Checkpoint B: Post-Draft Alignment (Mandatory)
After delivering the initial package, ask:
- Does this match the right witness and posture?
- Which add-on modules should be generated? — condensed one-pager, verbatim question sequences for key admissions, exhibit pack with authentication scripts, impeachment scripts (commit-credit-confront), defending prep agenda, topic deep-dive
- Are there "red-line topics" to avoid or handle delicately?
- What are the three must-get admissions (or does the attorney confirm the proposed three)?
If the user doesn't answer, recommend the next best refinement based on stated objectives and proceed if authorized.
Quality Audit
Before finalizing, run through the self-audit checklist in references/quality-checklist.md. The critical checks:
- Every objective ranked and tied to claims, defenses, and issues
- Issue mapping table completed
- Time allocations total matches controlling limit
- Funnel technique present in each substantive module
- FWD boxing-in included in each module
- Exhibit integration guide present
- Impeachment table present (even with placeholders)

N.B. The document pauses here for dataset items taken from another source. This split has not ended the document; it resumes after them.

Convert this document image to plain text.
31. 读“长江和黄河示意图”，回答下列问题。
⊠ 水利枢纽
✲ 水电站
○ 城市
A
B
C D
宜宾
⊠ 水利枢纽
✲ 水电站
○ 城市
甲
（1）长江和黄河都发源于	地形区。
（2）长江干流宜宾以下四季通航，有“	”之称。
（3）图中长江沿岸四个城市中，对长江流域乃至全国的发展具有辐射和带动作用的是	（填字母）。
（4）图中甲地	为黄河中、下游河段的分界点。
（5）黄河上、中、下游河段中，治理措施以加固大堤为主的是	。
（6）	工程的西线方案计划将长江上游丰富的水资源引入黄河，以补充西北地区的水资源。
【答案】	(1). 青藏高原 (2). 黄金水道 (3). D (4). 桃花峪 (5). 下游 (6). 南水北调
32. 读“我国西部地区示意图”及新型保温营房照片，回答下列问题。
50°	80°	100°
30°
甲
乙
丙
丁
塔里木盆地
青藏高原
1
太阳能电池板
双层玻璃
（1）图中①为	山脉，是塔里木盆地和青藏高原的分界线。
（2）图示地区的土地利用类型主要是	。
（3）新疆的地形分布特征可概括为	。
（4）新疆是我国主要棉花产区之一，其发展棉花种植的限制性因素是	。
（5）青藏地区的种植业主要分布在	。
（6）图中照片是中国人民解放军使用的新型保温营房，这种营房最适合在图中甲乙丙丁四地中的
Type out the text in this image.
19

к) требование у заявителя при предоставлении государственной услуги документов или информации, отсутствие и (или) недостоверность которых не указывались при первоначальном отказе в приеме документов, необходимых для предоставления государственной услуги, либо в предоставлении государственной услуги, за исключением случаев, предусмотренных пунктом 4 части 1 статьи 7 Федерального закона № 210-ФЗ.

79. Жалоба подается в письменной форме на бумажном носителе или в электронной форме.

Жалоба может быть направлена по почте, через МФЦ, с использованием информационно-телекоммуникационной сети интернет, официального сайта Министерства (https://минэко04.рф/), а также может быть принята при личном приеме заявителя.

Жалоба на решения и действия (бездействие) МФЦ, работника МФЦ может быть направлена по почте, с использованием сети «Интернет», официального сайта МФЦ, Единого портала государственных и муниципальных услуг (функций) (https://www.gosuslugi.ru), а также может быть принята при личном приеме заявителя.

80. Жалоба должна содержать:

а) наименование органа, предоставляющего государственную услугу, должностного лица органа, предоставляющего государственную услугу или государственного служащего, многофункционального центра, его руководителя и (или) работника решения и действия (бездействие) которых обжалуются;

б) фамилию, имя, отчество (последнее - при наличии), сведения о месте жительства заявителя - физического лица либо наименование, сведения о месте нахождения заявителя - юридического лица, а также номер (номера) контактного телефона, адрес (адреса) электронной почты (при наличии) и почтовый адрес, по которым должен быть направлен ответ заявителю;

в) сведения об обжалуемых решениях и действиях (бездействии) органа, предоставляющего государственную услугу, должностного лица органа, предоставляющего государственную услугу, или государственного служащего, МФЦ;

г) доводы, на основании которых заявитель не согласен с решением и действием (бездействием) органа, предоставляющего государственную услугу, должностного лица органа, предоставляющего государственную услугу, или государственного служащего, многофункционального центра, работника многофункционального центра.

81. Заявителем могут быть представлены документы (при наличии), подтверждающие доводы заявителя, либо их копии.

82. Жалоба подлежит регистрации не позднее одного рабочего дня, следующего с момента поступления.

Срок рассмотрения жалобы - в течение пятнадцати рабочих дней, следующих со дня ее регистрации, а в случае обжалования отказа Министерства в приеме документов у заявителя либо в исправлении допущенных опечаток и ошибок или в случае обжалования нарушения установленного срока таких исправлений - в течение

- Defending materials included if defending
- Assumptions and open items listed prominently
- Every factual assertion traceable to a document, pleading, discovery response, or labeled as assumption
- No invented case citations — see authority guardrails in
references/legal-standards.md
Reference Files
Read these when you need deeper guidance on specific areas:
references/legal-standards.md— FRCP/FRE rules, ethics of witness preparation, privilege, anti-hallucination guardrails for legal authorities, malpractice risk areasreferences/witness-types.md— Detailed adaptations for defending depositions, 30(b)(6) corporate reps, expert witnesses, and apex witnessesreferences/jurisdiction-adaptations.md— State-specific variations (CA, TX, NY), time limits, objection practice, expert standardsreferences/quality-checklist.md— Full self-audit checklist for the final package
No additional documents ship with this skill.